Présentation

Romance Rouge, Nouvelles Noires : Keskecéti?

Le nom de ce blog n’est pas tout à fait la réalité du blog. Il y aura cependant bien, dans le désordre, du rouge, du noir, des nouvelles et de la romance. Pour être précis, ce site sera l’expression de ma romance avec la littérature noire. Principalement les nouvelles, comme indiqué, mais également les romans noirs.

Noir c’est noir, disait un grand philosophe récemment décédé. Ça me semble une bonne définition, tout à la fois complète et synthétique, mais si vous estimez ne pas en avoir pour l’argent que vous n’avez pas déboursé pour arriver ici, je vous renvoie aux travaux des spécialistes du genre, ce que je ne suis pas. Vous dévorerez ainsi les recherches de Claude Mesplède, engloutirez d’une bouchée la Brève histoire du Roman Noir de Jean-Bernard Pouy et vous goûterez même à l’étonnant Meurtres exquis. Histoire du roman policier de l’économiste Ernest Mandel (qui comme son titre l’indique traite de l’ensemble du roman policier, pas spécifiquement de littérature noire).

La romance s’entend ci-dessus au sens le plus moderne de l’anglicisme désignant une relation sentimentale, mais il n’est pas impossible que vous rencontriez dans les pages qui suivent quelques uns des multiples autres sens du terme. Il est ainsi probable de tomber au détour d’un paragraphe sur cette romance que le Larousse définit comme « Chanson à couplets dont les paroles, accompagnées d’une musique facile, ont un caractère tendre et sentimental. » car vous remarquerez vite que la musique occupe ici une place importante. Il n’est pas exclu (rien n’est d’ailleurs exclu a priori, sachons-le) de tomber sur ces poèmes populaires du XVIIè, car le noir se marrie parfaitement avec la poésie. Je ressentirai enfin une très grande fierté si certaines de ces lignes évoquent pour vous cette définition du Centre National de Ressources Textuelles et Linguistiques : « Au fig., gén. iron., péj. 1. Ce qui évoque une romance par une sentimentalité souvent excessive, une joliesse facile, un aspect désuet. ». Car oui, j’aime l’excès, la facilité et le suranné.
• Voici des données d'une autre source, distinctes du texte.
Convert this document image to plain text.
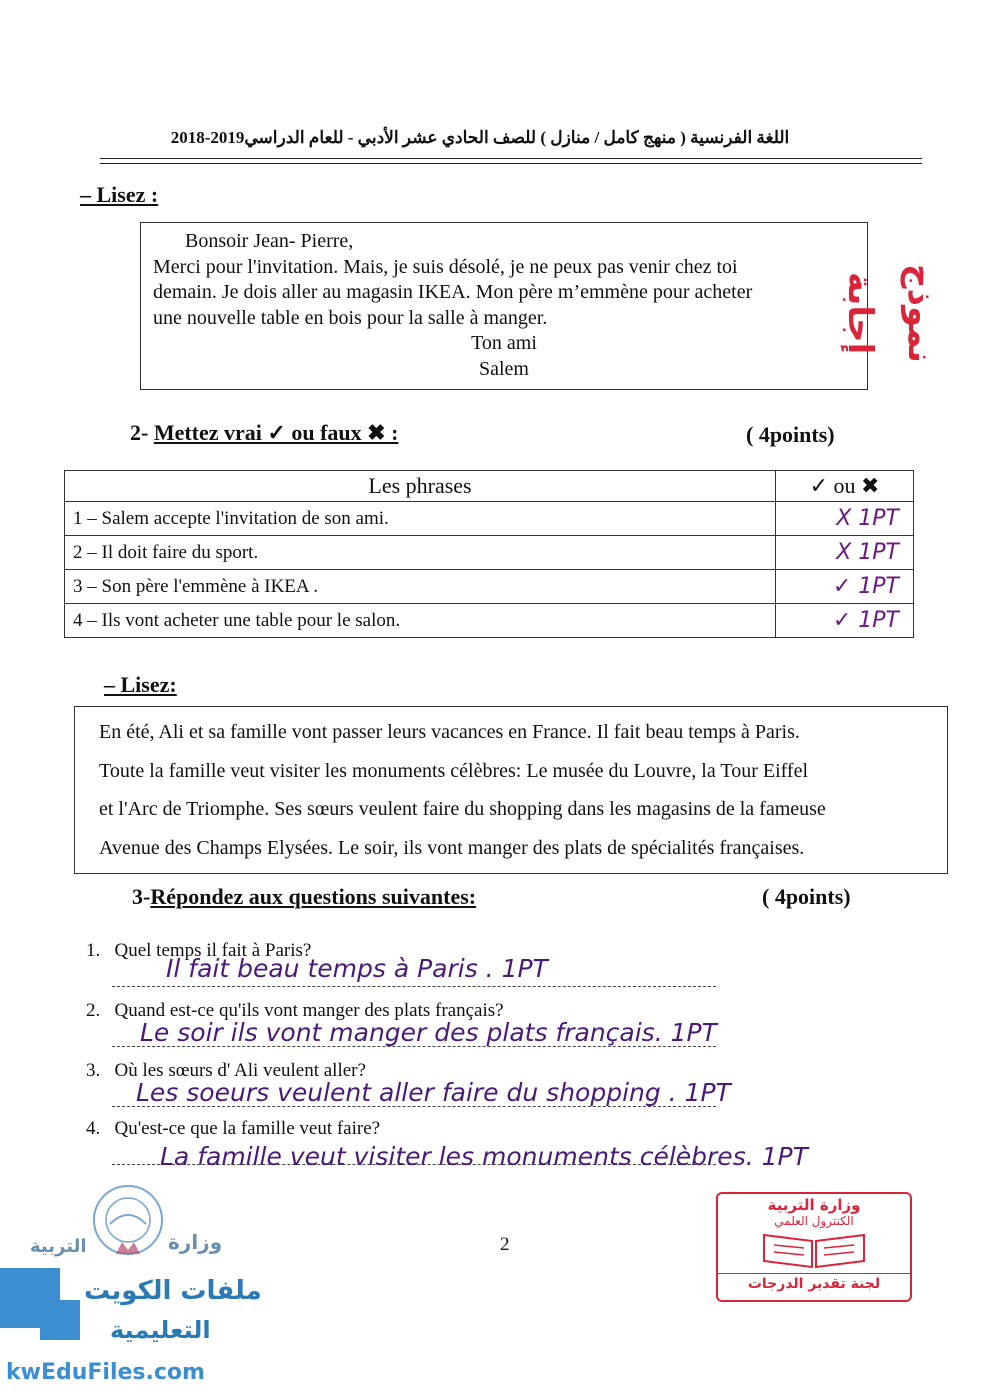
اللغة الفرنسية ( منهج كامل / منازل ) للصف الحادي عشر الأدبي - للعام الدراسي2019-2018
– Lisez :

Bonsoir Jean- Pierre,

Merci pour l'invitation. Mais, je suis désolé, je ne peux pas venir chez toi

demain. Je dois aller au magasin IKEA. Mon père m’emmène pour acheter

une nouvelle table en bois pour la salle à manger.

Ton ami

Salem

نموذج إجابة
2- Mettez vrai ✓ ou faux ✖ :	( 4points)
Les phrases	✓ ou ✖
1 – Salem accepte l'invitation de son ami.	X 1PT
2 – Il doit faire du sport.	X 1PT
3 – Son père l'emmène à IKEA .	✓ 1PT
4 – Ils vont acheter une table pour le salon.	✓ 1PT
– Lisez:

En été, Ali et sa famille vont passer leurs vacances en France. Il fait beau temps à Paris.

Toute la famille veut visiter les monuments célèbres: Le musée du Louvre, la Tour Eiffel

et l'Arc de Triomphe. Ses sœurs veulent faire du shopping dans les magasins de la fameuse

Avenue des Champs Elysées. Le soir, ils vont manger des plats de spécialités françaises.

3-Répondez aux questions suivantes:	( 4points)
1. Quel temps il fait à Paris?
Il fait beau temps à Paris . 1PT
2. Quand est-ce qu'ils vont manger des plats français?
Le soir ils vont manger des plats français. 1PT
3. Où les sœurs d' Ali veulent aller?
Les soeurs veulent aller faire du shopping . 1PT
4. Qu'est-ce que la famille veut faire?
La famille veut visiter les monuments célèbres. 1PT
2
وزارة التربية
الكنترول العلمي
لجنة تقدير الدرجات
وزارة
التربية
ملفات الكويت
التعليمية
kwEduFiles.com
Bon, je vous ai parlé de romance, de noir, de nouvelles avec même du roman en prime. Et le rouge me demanderez-vous ? « Rouge c’est la vie » vous répondrait Thierry Jonquet s’il était encore là pour le faire. Et il aurait doublement raison ; raison d’une si juste réponse et raison d’être encore là.

Rrose Sélavy (Marcel Duchamp)
Rouge c’est la vie #àpeupresque

Le rouge c’est celui du drapeau rouge, de l’espoir de ceux qui ne sont rien. Le rouge c’est celui du vin, depuis les vins tanniques et amples en bouche à la robe grenat le soir au coin du feu jusqu’aux légers grelot gouleyants un midi de canicule. Le rouge, c’est l’amour, il n’y a qu’à penser aux roses rouges, aux jeunes femmes rouges toujours plus belles de Fajardie, à la mariée rouge de Jaouen… Et oui, l’opportunité de lien logique est trop belle pour la louper, le rouge c’est le sang, celui qui coule, celui de la violence (comme une moisson rouge de Dashiell Hammett) et de la douleur, mais aussi celui qui nous irrigue, celui de la vie, de l’égalité et de la solidarité car cogne en nous le même sang. Le rouge de l’espoir des aubes nouvelles, celui de la mélancolie crépusculaire… Le rouge, c’est de l’éclat, de la chaleur, le rouge c’est ce qui est beau et puissant (comme ma romance avec le noir, d’ailleurs le rouge et le noir ne s’épousent-ils pas ?), bref, Jonquet avait tout dit, rouge c’est la vie.

Le noir aussi par ailleurs. Le roman noir est un descendant direct du roman réaliste, celui qui parle de la vraie vie des vrais gens, ceux que notre président considère comme n’étant rien alors qu’ils sont tout. Son prédécesseur n’était pas plus clairvoyant qui les qualifiait de sans dent, s’il avait lu plus de nouvelles et romans noir, il saurait pourtant que le peuple d’en bas peut montrer les dents, avoir un couteau entre les dents et en avoir une contre ceux qui les méprisent.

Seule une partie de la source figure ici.